Forja

Las Meditaciones de Marco Aurelio

Marcus Aurelius Antoninus, Marco Aurelio Antonino (Roma 121-Vindobona 180 d.C.), fue el último emperador de la Edad de Oro.

Para Juan Diego Moya Bedoya

Marcus Aurelius Antoninus, Marco Aurelio Antonino (Roma 121-Vindobona 180 d.C.), fue el último emperador de la Edad de Oro.

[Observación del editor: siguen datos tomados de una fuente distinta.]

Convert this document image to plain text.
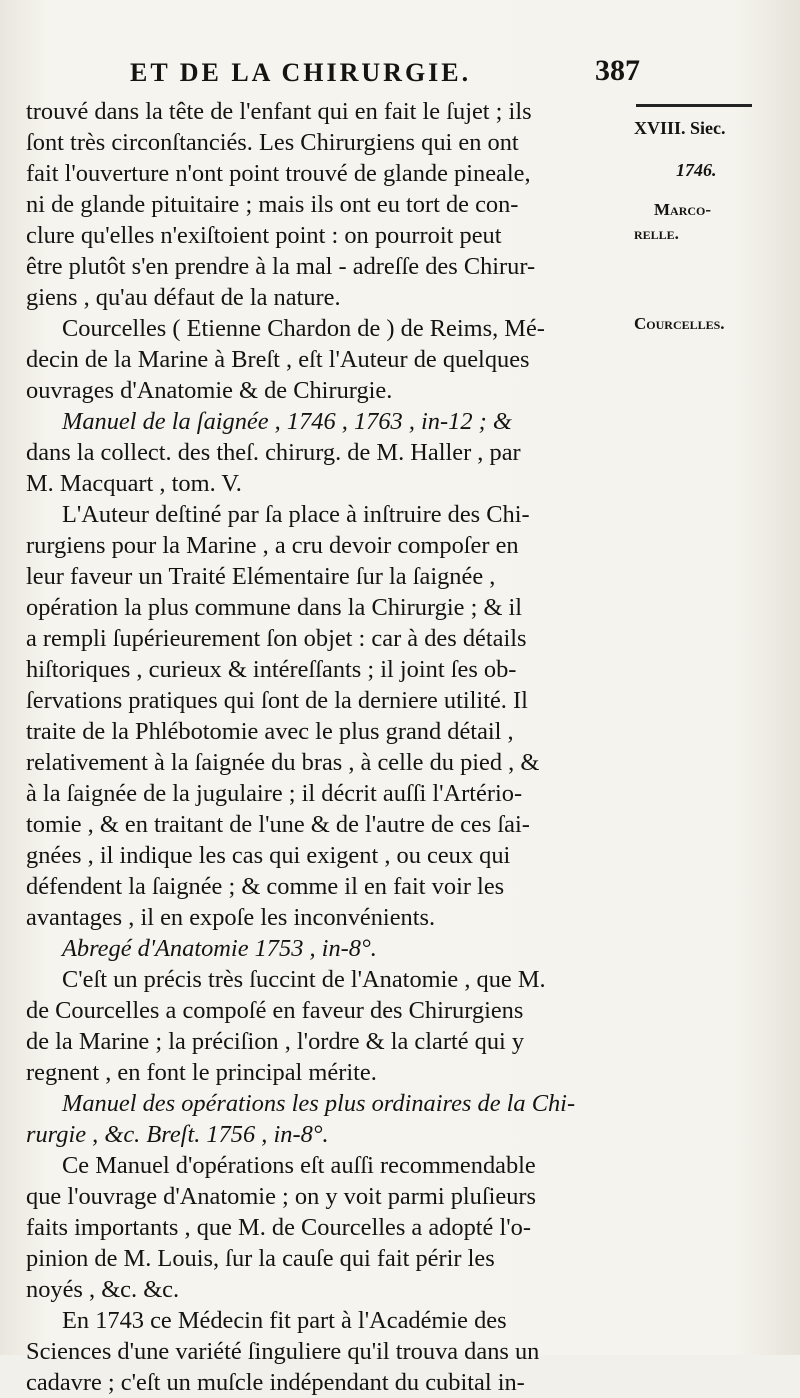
ET DE LA CHIRURGIE.	387
XVIII. Siec.
1746.
Marco-
relle.
Courcelles.
trouvé dans la tête de l'enfant qui en fait le ſujet ; ils
ſont très circonſtanciés. Les Chirurgiens qui en ont
fait l'ouverture n'ont point trouvé de glande pineale,
ni de glande pituitaire ; mais ils ont eu tort de con-
clure qu'elles n'exiſtoient point : on pourroit peut
être plutôt s'en prendre à la mal - adreſſe des Chirur-
giens , qu'au défaut de la nature.
Courcelles ( Etienne Chardon de ) de Reims, Mé-
decin de la Marine à Breſt , eſt l'Auteur de quelques
ouvrages d'Anatomie & de Chirurgie.
Manuel de la ſaignée , 1746 , 1763 , in-12 ; &
dans la collect. des theſ. chirurg. de M. Haller , par
M. Macquart , tom. V.
L'Auteur deſtiné par ſa place à inſtruire des Chi-
rurgiens pour la Marine , a cru devoir compoſer en
leur faveur un Traité Elémentaire ſur la ſaignée ,
opération la plus commune dans la Chirurgie ; & il
a rempli ſupérieurement ſon objet : car à des détails
hiſtoriques , curieux & intéreſſants ; il joint ſes ob-
ſervations pratiques qui ſont de la derniere utilité. Il
traite de la Phlébotomie avec le plus grand détail ,
relativement à la ſaignée du bras , à celle du pied , &
à la ſaignée de la jugulaire ; il décrit auſſi l'Artério-
tomie , & en traitant de l'une & de l'autre de ces ſai-
gnées , il indique les cas qui exigent , ou ceux qui
défendent la ſaignée ; & comme il en fait voir les
avantages , il en expoſe les inconvénients.
Abregé d'Anatomie 1753 , in-8°.
C'eſt un précis très ſuccint de l'Anatomie , que M.
de Courcelles a compoſé en faveur des Chirurgiens
de la Marine ; la préciſion , l'ordre & la clarté qui y
regnent , en font le principal mérite.
Manuel des opérations les plus ordinaires de la Chi-
rurgie , &c. Breſt. 1756 , in-8°.
Ce Manuel d'opérations eſt auſſi recommendable
que l'ouvrage d'Anatomie ; on y voit parmi pluſieurs
faits importants , que M. de Courcelles a adopté l'o-
pinion de M. Louis, ſur la cauſe qui fait périr les
noyés , &c. &c.
En 1743 ce Médecin fit part à l'Académie des
Sciences d'une variété ſinguliere qu'il trouva dans un
cadavre ; c'eſt un muſcle indépendant du cubital in-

En sus Meditaciones, notas filosóficas para el buen vivir, tienen cita la magnanimidad de este filósofo emperador, quien supo armonizar su conducta y sus cogitaciones, matizando las enseñanzas de la Estoa (Pórtico Pintado, en Atenas) en su tercera y última época.

La obra comienza con un gesto de gratitud permanente, letanías hacia su linaje (abuelo, padre, madre, bisabuelo), maestros (Diognetes, Rústico, Apolonio, Sexto, Alejandro, Frontón), amigos (Catulo Cinna, su hermano Severo, Máximo) y hacia su padre adoptivo, Antonino Pío. Y todos estos bienes -indica- “gracias a los dioses”.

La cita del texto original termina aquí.